I can see more boundary issues coming up with the baby - she's always ignored our wishes when it comes to simple things like not encouraging our dog to jump up on her when she visits, but a baby's training/care is not something I'll shut up about. not my baby. grrr.

Monday, November 03, 2003

 
shocking sleep last night - or lack of it. up about 4 times between 9 and 2, then awake for two hours at least, snacking, reading, trying to get comfortable. still have the small headache that's been dogging me, don't feel at all up to the strain of labour.
q's for ob/gyn today (dh is coming along):
how's my cervix behaving (first internal check for months!)
what tests will they do after 41 weeks, and what action might different results indicate?
what can we do to get labour going without hospital induction?
what induction methods does he use, and what will it involve (eg going into hospital)
if he's away between 10-14 days overdue, is is a good idea to just wait if the baby is not distressed?
who's his locum in that time and what will he (there are 3, all male) think of my birth plan?

such a dilemma, between the dangers of induction and the dangers of not having my trained and trusted ob/gyn for the birth...

 
well, the counter says the baby is due in 115 minutes. but I sure as heck ain't in labour yet. tx was at about 2.20 pm - or was that the first one? - anyway, looks like it's going to take after chronically late Daddy ("I just have to rewire the home network/iron ten shirts/wash the car before we go out"), not neurotically on-time Mummy.)

Saturday, November 01, 2003

 
I no longer have a belly; my belly has me.
the bh's are quite strong and I'm fairly constantly achy all round that region. I woke up from my nap breathing quite heavily and needed to do some of the birth-type out breaths to relax myself. am getting more inclined not to do things.
yesterday, strangely, my brain seemed to kick in for a bit, and I thought about abstract concepts and did some related net-surfing and blogging, and I sort of remembered why aspects of my study/work interested me. does that indicate a drop in hormones, or just that I'm pretty much through all my prebaby chores and dare I say it, bored with hanging around being a kept woman? it won't last long.

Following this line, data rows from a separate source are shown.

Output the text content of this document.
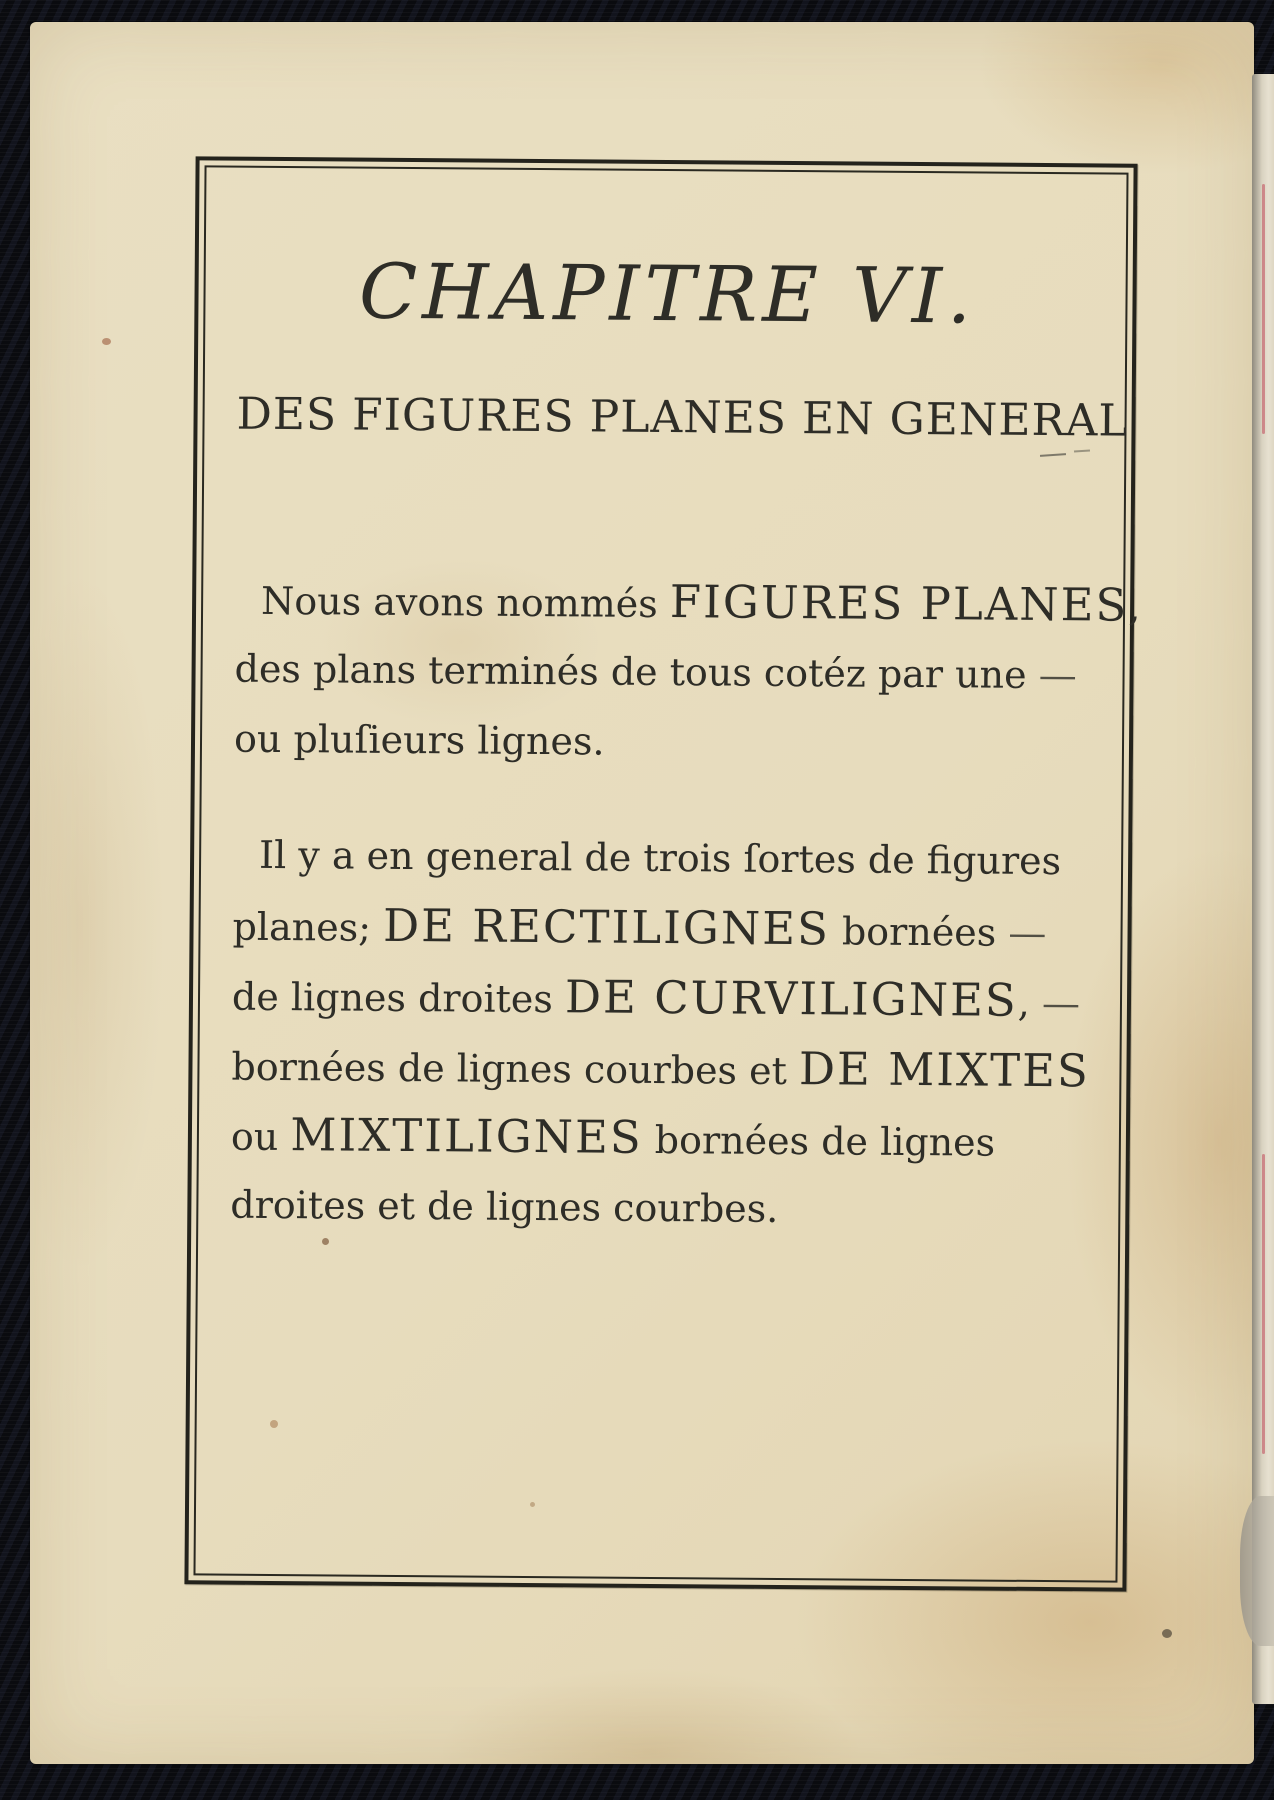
CHAPITRE VI.
DES FIGURES PLANES EN GENERAL
Nous avons nommés FIGURES PLANES,
des plans terminés de tous cotéz par une —
ou pluſieurs lignes.
Il y a en general de trois ſortes de figures
planes; DE RECTILIGNES bornées —
de lignes droites DE CURVILIGNES, —
bornées de lignes courbes et DE MIXTES
ou MIXTILIGNES bornées de lignes
droites et de lignes courbes.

got the raspberry leaf tea today; probably should have been drinking it for the past four weeks. some books say drink it right through, but I'm sure I read somewhere else that it wasn't good in early pg. it's sort of bitter and otherwise not interesting, but I think I can drink a few cups a day for the "tonifying" effect one book claims. had a nice cuddle last night too - not only nice, but a good dose of prostoglandins for the ol' cervix.